Ora, per la prima volta, Musk ha annunciato che un soggetto umano ha ricevuto l’impianto il 28 gennaio e “si sta riprendendo bene”. Nessun altro dettaglio dello studio è stato ancora rilasciato da Neuralink o dai ricercatori coinvolti. L’obiettivo dello studio clinico appena iniziato, come tutti gli studi di Fase 1, è valutare la sicurezza dell’impianto, che deve risultare privo di conseguenze particolarmente dannose; se queste vi sono o meno è ciò che il processo incorso intende scoprire. Ma secondo i rapporti, i precedenti esperimenti sugli animali di Neuralink non hanno tutti avuto successo. Nel 2022 il Physicians Committee for Responsible Medicine, un'organizzazione di patrocinio, ha inviato una lettera al Dipartimento dell'Agricoltura degli Stati Uniti richiedendo un'indagine su quelle che ha definito "apparenti gravi violazioni dell'Animal Welfare Act relative al trattamento delle scimmie utilizzate in esperimenti cerebrali invasivi". Un rapporto Reuters dello stesso anno citava documenti e fonti che indicavano che i test di Neuralink avevano ucciso 1.500 animali, causando in alcuni casi “sofferenze e morti inutili”. Per questo motivo, lo studio in corso, approvato da FDA, è cruciale per determinare il reale livello di sicurezza dell’impianto di Neuralink; solo successivamente se ne potrà valutare la reale funzionalità e ancora più tardi potrà giungersi all’approvazione per uso clinico di una simile apparecchiatura. La strada, cioè, è ancora lunghissima; è tuttavia indubbio che Neuralink ha un grande potenziale e che numerosi gruppi di ricerca stanno lavorando su idee simili.
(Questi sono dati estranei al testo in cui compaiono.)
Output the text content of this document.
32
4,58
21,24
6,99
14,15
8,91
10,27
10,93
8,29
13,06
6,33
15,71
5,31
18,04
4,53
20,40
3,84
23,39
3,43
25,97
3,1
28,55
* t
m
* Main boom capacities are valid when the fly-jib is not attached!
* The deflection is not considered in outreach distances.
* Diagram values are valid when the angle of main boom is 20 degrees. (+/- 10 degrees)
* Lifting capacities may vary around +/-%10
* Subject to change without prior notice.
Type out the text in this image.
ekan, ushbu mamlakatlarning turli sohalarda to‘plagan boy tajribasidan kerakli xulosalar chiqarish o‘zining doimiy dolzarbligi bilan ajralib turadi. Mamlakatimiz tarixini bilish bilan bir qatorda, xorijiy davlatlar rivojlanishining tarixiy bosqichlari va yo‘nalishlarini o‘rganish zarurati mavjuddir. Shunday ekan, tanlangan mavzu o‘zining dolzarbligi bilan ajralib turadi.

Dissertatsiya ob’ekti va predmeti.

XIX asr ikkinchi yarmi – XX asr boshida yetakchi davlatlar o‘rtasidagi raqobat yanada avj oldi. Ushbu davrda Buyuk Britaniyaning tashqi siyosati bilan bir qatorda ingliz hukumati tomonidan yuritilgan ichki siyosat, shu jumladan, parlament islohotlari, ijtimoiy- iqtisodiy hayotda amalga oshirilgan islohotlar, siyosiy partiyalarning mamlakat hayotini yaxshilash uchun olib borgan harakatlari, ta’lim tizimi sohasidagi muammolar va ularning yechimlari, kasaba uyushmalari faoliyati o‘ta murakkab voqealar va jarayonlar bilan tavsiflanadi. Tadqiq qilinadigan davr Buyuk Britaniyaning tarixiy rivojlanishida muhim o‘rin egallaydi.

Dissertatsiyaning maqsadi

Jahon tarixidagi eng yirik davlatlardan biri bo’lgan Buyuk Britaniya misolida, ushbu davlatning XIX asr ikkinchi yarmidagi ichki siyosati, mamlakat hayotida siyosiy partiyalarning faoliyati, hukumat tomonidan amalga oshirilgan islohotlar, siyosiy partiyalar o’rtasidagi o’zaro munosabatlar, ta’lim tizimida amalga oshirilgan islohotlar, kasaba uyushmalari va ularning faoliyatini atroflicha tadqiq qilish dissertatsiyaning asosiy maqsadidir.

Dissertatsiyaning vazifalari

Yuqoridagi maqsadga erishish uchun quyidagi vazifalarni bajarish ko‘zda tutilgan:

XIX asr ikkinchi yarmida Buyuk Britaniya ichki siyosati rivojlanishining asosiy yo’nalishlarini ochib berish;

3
Allo stesso tempo, non vi è dubbio dei numerosi rischi connessi a questa tecnologia. Vi è chi ha sottolineato il rischio di “brain hacking”, cioè di accesso abusivo ai chip impiantati, sia per condizionare gli stimoli ricevuti dal cervello di una persona, sia per modificare i comandi da quello inviati all’esterno. Ben oltre tali rischi, è tutta da esplorare la compatibilità cognitiva con simili impianti, che potrebbero alterare in modo impensabile la percezione stessa di noi stessi e delle nostre capacità, trasformando i portatori in modi che non sono a questo punto ancora chiari. Infine, soprattutto nel caso di aumento delle capacità attraverso l’integrazione con intelligenza artificiale, non è affatto chiaro se il risultato finale non sia di dotare questa di un corpo, invece di accrescere le capacità cognitive di un essere umano.
Queste ed altre preoccupazioni sono ovviamente già state sollevate da numerosi ricercatori di varie discipline diverse; per il momento, tuttavia, la sperimentazione è iniziata e va avanti, senza che risposte chiare siano state fornite, né vincoli precisi (oltre a quelli ordinari per uno studio clinico) siano stati posti.